Answer :
To find the total volume of the grain silo, which consists of a cylindrical portion and a hemispherical top, we can break down the problem into two parts: calculating the volume of the cylinder and the volume of the hemisphere, and then adding them together.
1. Identify and Use the Given Dimensions:
- The diameter of the silo is 4.4 meters. This means the radius ([tex]\(r\)[/tex]) is half of the diameter:
[tex]\[ \text{Radius} = \frac{4.4}{2} = 2.2 \text{ meters} \][/tex]
- The height of the cylindrical portion is 6.2 meters.
- We will use [tex]\(\pi \approx 3.14\)[/tex].
2. Calculate the Volume of the Cylinder:
- The formula for the volume of a cylinder is:
[tex]\[ V_{\text{cylinder}} = \pi r^2 h \][/tex]
- Substitute the known values into the formula:
[tex]\[ V_{\text{cylinder}} = 3.14 \times (2.2)^2 \times 6.2 \][/tex]
- After performing the calculations, the volume of the cylinder is approximately 94.2 cubic meters.
3. Calculate the Volume of the Hemisphere:
- The formula for the volume of a hemisphere is half of that for a sphere:
[tex]\[ V_{\text{hemisphere}} = \frac{2}{3} \pi r^3 \][/tex]
- Substitute the radius into the formula:
[tex]\[ V_{\text{hemisphere}} = \frac{2}{3} \times 3.14 \times (2.2)^3 \][/tex]
- After performing the calculations, the volume of the hemisphere is approximately 22.3 cubic meters.
4. Add the Volumes to Get the Total Volume of the Silo:
- Total volume of the silo:
[tex]\[ V_{\text{total}} = V_{\text{cylinder}} + V_{\text{hemisphere}} = 94.2 + 22.3 \][/tex]
- The total volume is approximately 116.5 cubic meters.
5. Round to the Nearest Tenth:
- The final calculated volume, when rounded to the nearest tenth, results in 116.5 cubic meters.
Therefore, the approximate total volume of the silo is [tex]\( \boxed{116.5} \)[/tex] cubic meters.

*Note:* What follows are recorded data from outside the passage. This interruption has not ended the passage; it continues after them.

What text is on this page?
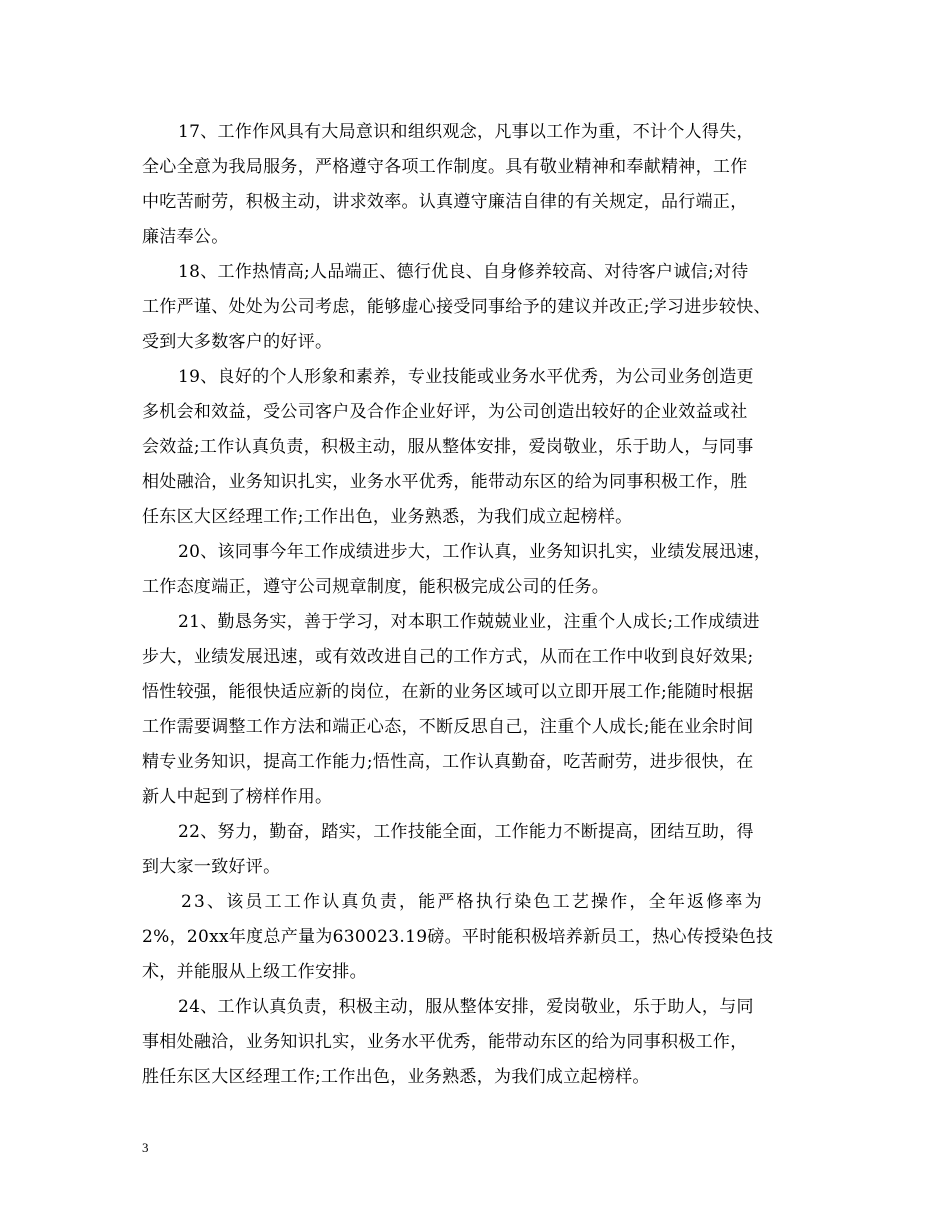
17、工作作风具有大局意识和组织观念，凡事以工作为重，不计个人得失，
全心全意为我局服务，严格遵守各项工作制度。具有敬业精神和奉献精神，工作
中吃苦耐劳，积极主动，讲求效率。认真遵守廉洁自律的有关规定，品行端正，
廉洁奉公。
18、工作热情高;人品端正、德行优良、自身修养较高、对待客户诚信;对待
工作严谨、处处为公司考虑，能够虚心接受同事给予的建议并改正;学习进步较快、
受到大多数客户的好评。
19、良好的个人形象和素养，专业技能或业务水平优秀，为公司业务创造更
多机会和效益，受公司客户及合作企业好评，为公司创造出较好的企业效益或社
会效益;工作认真负责，积极主动，服从整体安排，爱岗敬业，乐于助人，与同事
相处融洽，业务知识扎实，业务水平优秀，能带动东区的给为同事积极工作，胜
任东区大区经理工作;工作出色，业务熟悉，为我们成立起榜样。
20、该同事今年工作成绩进步大，工作认真，业务知识扎实，业绩发展迅速，
工作态度端正，遵守公司规章制度，能积极完成公司的任务。
21、勤恳务实，善于学习，对本职工作兢兢业业，注重个人成长;工作成绩进
步大，业绩发展迅速，或有效改进自己的工作方式，从而在工作中收到良好效果;
悟性较强，能很快适应新的岗位，在新的业务区域可以立即开展工作;能随时根据
工作需要调整工作方法和端正心态，不断反思自己，注重个人成长;能在业余时间
精专业务知识，提高工作能力;悟性高，工作认真勤奋，吃苦耐劳，进步很快，在
新人中起到了榜样作用。
22、努力，勤奋，踏实，工作技能全面，工作能力不断提高，团结互助，得
到大家一致好评。
23、该员工工作认真负责，能严格执行染色工艺操作，全年返修率为
2%，20xx年度总产量为630023.19磅。平时能积极培养新员工，热心传授染色技
术，并能服从上级工作安排。
24、工作认真负责，积极主动，服从整体安排，爱岗敬业，乐于助人，与同
事相处融洽，业务知识扎实，业务水平优秀，能带动东区的给为同事积极工作，
胜任东区大区经理工作;工作出色，业务熟悉，为我们成立起榜样。
3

1. Identify and Use the Given Dimensions:
- The diameter of the silo is 4.4 meters. This means the radius ([tex]\(r\)[/tex]) is half of the diameter:
[tex]\[ \text{Radius} = \frac{4.4}{2} = 2.2 \text{ meters} \][/tex]
- The height of the cylindrical portion is 6.2 meters.
- We will use [tex]\(\pi \approx 3.14\)[/tex].
2. Calculate the Volume of the Cylinder:
- The formula for the volume of a cylinder is:
[tex]\[ V_{\text{cylinder}} = \pi r^2 h \][/tex]
- Substitute the known values into the formula:
[tex]\[ V_{\text{cylinder}} = 3.14 \times (2.2)^2 \times 6.2 \][/tex]
- After performing the calculations, the volume of the cylinder is approximately 94.2 cubic meters.
3. Calculate the Volume of the Hemisphere:
- The formula for the volume of a hemisphere is half of that for a sphere:
[tex]\[ V_{\text{hemisphere}} = \frac{2}{3} \pi r^3 \][/tex]
- Substitute the radius into the formula:
[tex]\[ V_{\text{hemisphere}} = \frac{2}{3} \times 3.14 \times (2.2)^3 \][/tex]
- After performing the calculations, the volume of the hemisphere is approximately 22.3 cubic meters.
4. Add the Volumes to Get the Total Volume of the Silo:
- Total volume of the silo:
[tex]\[ V_{\text{total}} = V_{\text{cylinder}} + V_{\text{hemisphere}} = 94.2 + 22.3 \][/tex]
- The total volume is approximately 116.5 cubic meters.
5. Round to the Nearest Tenth:
- The final calculated volume, when rounded to the nearest tenth, results in 116.5 cubic meters.
Therefore, the approximate total volume of the silo is [tex]\( \boxed{116.5} \)[/tex] cubic meters.